Spectroscopic Studies and Structures of trans-Ruthenium(II) and Ruthenium(III) Bis(cyanide) Complexes Supported by a Tetradentate Macrocyclic Tertiary Amine Ligand

trans-[Ru(16-TMC)(CN)₂] (1; 16-TMC = 1,5,9,13-tetramethyl-1,5,9,13-tetraazacyclohexadecane) was prepared by the reaction of trans-[Ru(16-TMC)Cl₂]Cl with KCN in the presence of zinc powder. The oxidation of 1 with bromine gave trans-[Ru(16-TMC)(CN)₂]⁺ isolated as PF₆ salt (2·PF₆). The Ru−C/C−N distances are 2.061(4)/1.130(5) and 2.069(5)/1.140(7) Å for 1 and 2, respectively. Both complexes show a Ru(III/II) couple at 0.10 V versus FeCp₂^+/0. The UV−vis absorption spectrum of 1 is dominated by an intense high-energy absorption at λ_max = 230 nm, which is mainly originated from d_π(Ru^II) → π*(NC−Ru−CN) charge-transfer transition. Complex 2 shows intense absorption bands at λ_max ≤ 228 nm and weaker vibronically structured absorption bands with peak maxima at 315−441 nm (ε_max ≈ (5−8) × 10² dm³ mol⁻¹ cm⁻¹), which are assigned to d_π(Ru^III) → π*(NC−Ru−CN) and σ(⁻CN) → d(Ru^III) charge-transfer transition, respectively.
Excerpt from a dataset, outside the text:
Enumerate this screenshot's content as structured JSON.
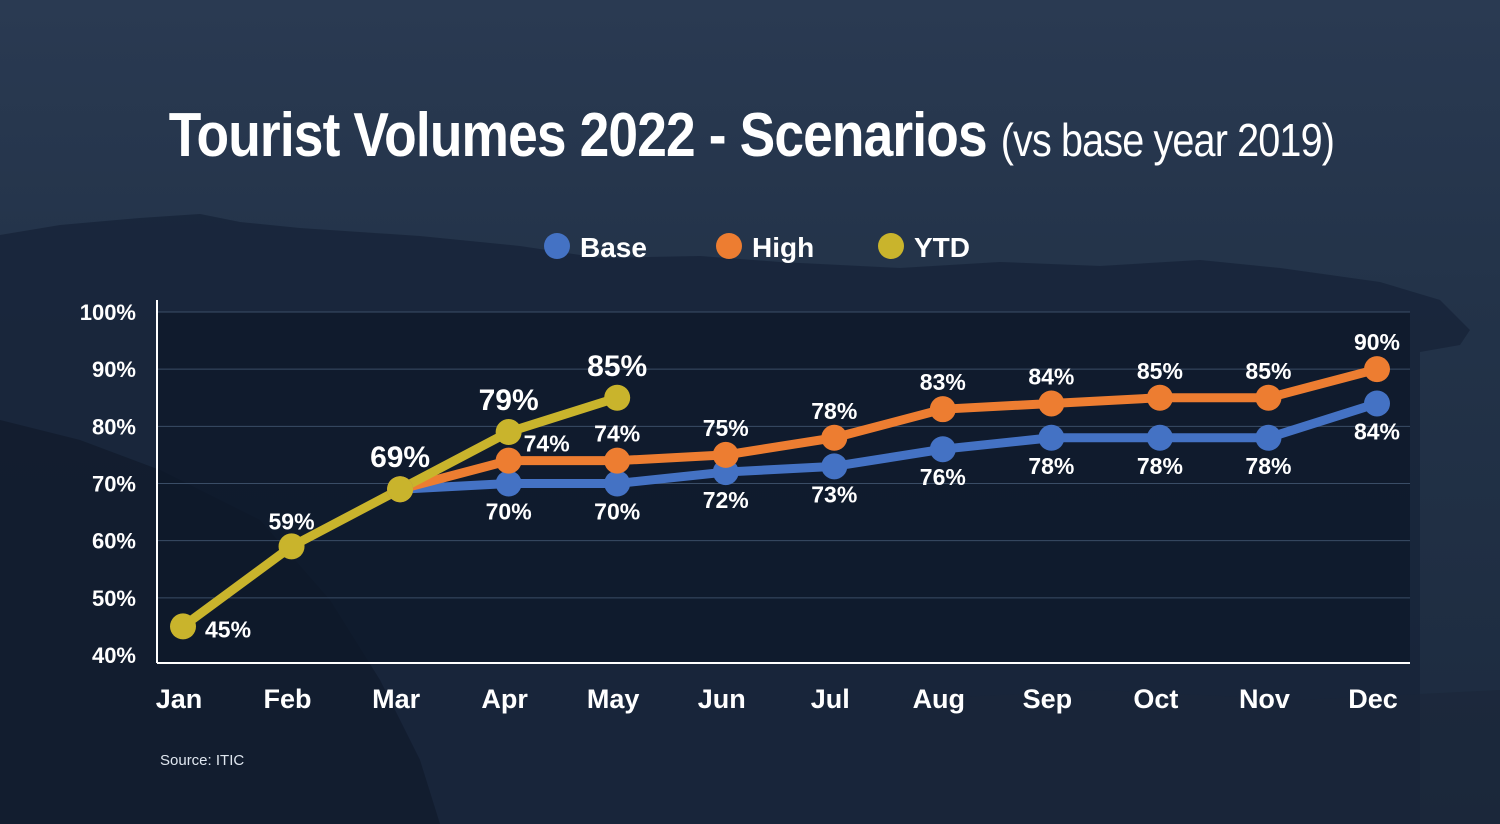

Density functional theory and time-dependent density-functional theory calculations have been performed on trans-[(NH₃)₄Ru(CN)₂] (1′) and trans-[(NH₃)₄Ru(CN)₂]⁺ (2′) to examine the Ru−cyanide interaction and the nature of associated electronic transition(s). The 230 nm band of 1 has been probed by resonance Raman spectroscopy. Simulations of the absorption band and the resonance Raman intensities show that the nominal ν_CN stretch mode accounts for ca. 66% of the total vibrational reorganization energy. A change of nominal bond order for the cyanide ligand from 3 to 2.5 is estimated upon the electronic excitation.